Autism Reaches 6% in British Colleges – it’s simply a type of issues!
By John Stone
This is a mathematical continuation of Anne Dachel’s account of autism in Northern Irish schools. Northern Ireland may not be fully representative of the UK, but one valuable possibility it is not is to have it systematically collect autism data for its children, while in the rest of the UK we are increasingly just an overlooked mess with special needs to have. However, the new data allows a clear conclusion that the current rate of autism is likely around 6%. The figure given is 4.5% based on 13,401 children, the other number on the waiting list for diagnosis is 4,495, and it’s clear where we get when you add the two together. We have no way of accurately calculating the numbers for the other three nations (England, Scotland, and Wales), but perhaps we should take this as the default.
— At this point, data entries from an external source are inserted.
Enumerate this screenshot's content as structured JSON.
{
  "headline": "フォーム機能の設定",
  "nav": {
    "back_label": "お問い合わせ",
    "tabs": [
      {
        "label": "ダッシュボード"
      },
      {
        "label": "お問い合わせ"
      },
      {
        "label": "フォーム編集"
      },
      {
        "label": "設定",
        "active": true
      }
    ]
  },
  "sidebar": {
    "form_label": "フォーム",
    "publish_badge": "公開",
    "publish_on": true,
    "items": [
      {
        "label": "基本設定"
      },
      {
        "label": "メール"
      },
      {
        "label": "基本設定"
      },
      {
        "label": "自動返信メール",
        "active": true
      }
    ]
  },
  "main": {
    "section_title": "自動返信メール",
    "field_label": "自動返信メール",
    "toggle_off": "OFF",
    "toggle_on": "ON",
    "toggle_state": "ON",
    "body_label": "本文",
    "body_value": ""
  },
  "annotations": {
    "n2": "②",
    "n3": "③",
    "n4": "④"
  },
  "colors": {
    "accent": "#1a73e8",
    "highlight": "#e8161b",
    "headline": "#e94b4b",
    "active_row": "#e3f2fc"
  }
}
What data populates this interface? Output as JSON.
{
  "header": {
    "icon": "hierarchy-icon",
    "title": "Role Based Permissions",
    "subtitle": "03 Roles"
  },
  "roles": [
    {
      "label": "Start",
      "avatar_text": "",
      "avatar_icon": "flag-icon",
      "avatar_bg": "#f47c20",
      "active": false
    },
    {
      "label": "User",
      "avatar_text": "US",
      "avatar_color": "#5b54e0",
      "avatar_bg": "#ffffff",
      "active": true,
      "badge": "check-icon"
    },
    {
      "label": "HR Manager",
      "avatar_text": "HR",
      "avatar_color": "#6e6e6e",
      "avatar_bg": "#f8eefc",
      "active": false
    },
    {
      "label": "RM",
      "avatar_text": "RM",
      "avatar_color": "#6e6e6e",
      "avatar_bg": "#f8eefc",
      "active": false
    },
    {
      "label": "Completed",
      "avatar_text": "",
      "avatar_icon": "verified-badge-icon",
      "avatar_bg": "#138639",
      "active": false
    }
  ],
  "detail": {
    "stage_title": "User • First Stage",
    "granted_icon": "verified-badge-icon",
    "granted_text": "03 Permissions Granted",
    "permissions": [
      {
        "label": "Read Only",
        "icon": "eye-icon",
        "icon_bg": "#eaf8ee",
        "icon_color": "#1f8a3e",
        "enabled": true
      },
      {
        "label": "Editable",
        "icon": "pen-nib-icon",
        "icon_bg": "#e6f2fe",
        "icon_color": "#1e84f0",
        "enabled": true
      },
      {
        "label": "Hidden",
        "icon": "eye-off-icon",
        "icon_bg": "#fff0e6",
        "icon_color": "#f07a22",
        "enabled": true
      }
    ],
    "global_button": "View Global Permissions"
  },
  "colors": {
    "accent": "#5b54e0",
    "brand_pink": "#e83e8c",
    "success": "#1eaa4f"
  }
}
How did we get here? In 1999, according to a carefully conducted survey for the geographic region “Great Britain”, it was only one twentieth with 0.3%. As many of us recognized at the time, there was already a dynamic increase: in primary school (4-11) there were twice as many cases (0.4%) than in secondary (12-18) (0.2%), although secondary school students had a longer time to get a diagnosis and were monitored by the same services (p. 33, table 4.1, listed as “a less common disorder, pervasive developmental disorder”)). In 2004 this was unsurprisingly about 1% in both departments (p. 35, Table 4.1, listed as “a less common disorder, Autistic Spectrum Disorder), and now here we are another 17 years later and it’s six times that number.
Of course, governments around the world have done their best to adjust the data so that it looks like nothing is going to happen, but when the UK government’s last chief medical officer in November 2018, a follow-up survey to the 2004 one (now limited on England) with a value of 1.2% it was so out of the way and so little performance it was ridiculous. Should anyone think the current 6% is an illusion, the new Northern Ireland Census reports that two-thirds of diagnosed cases (66%) have the highest educational needs (level 5). We have a bureaucratic class that will do whatever we can to cover its tracks, but it was bad luck for the people of Whitehall that the very serious Northern Ireland Congregation took autism seriously enough to decide that there should be an annual school census .
Of course, among other things, the Covid debacle is a very good cover for the meltdown in our schools. With 6% autism, surely some people would notice that something is wrong.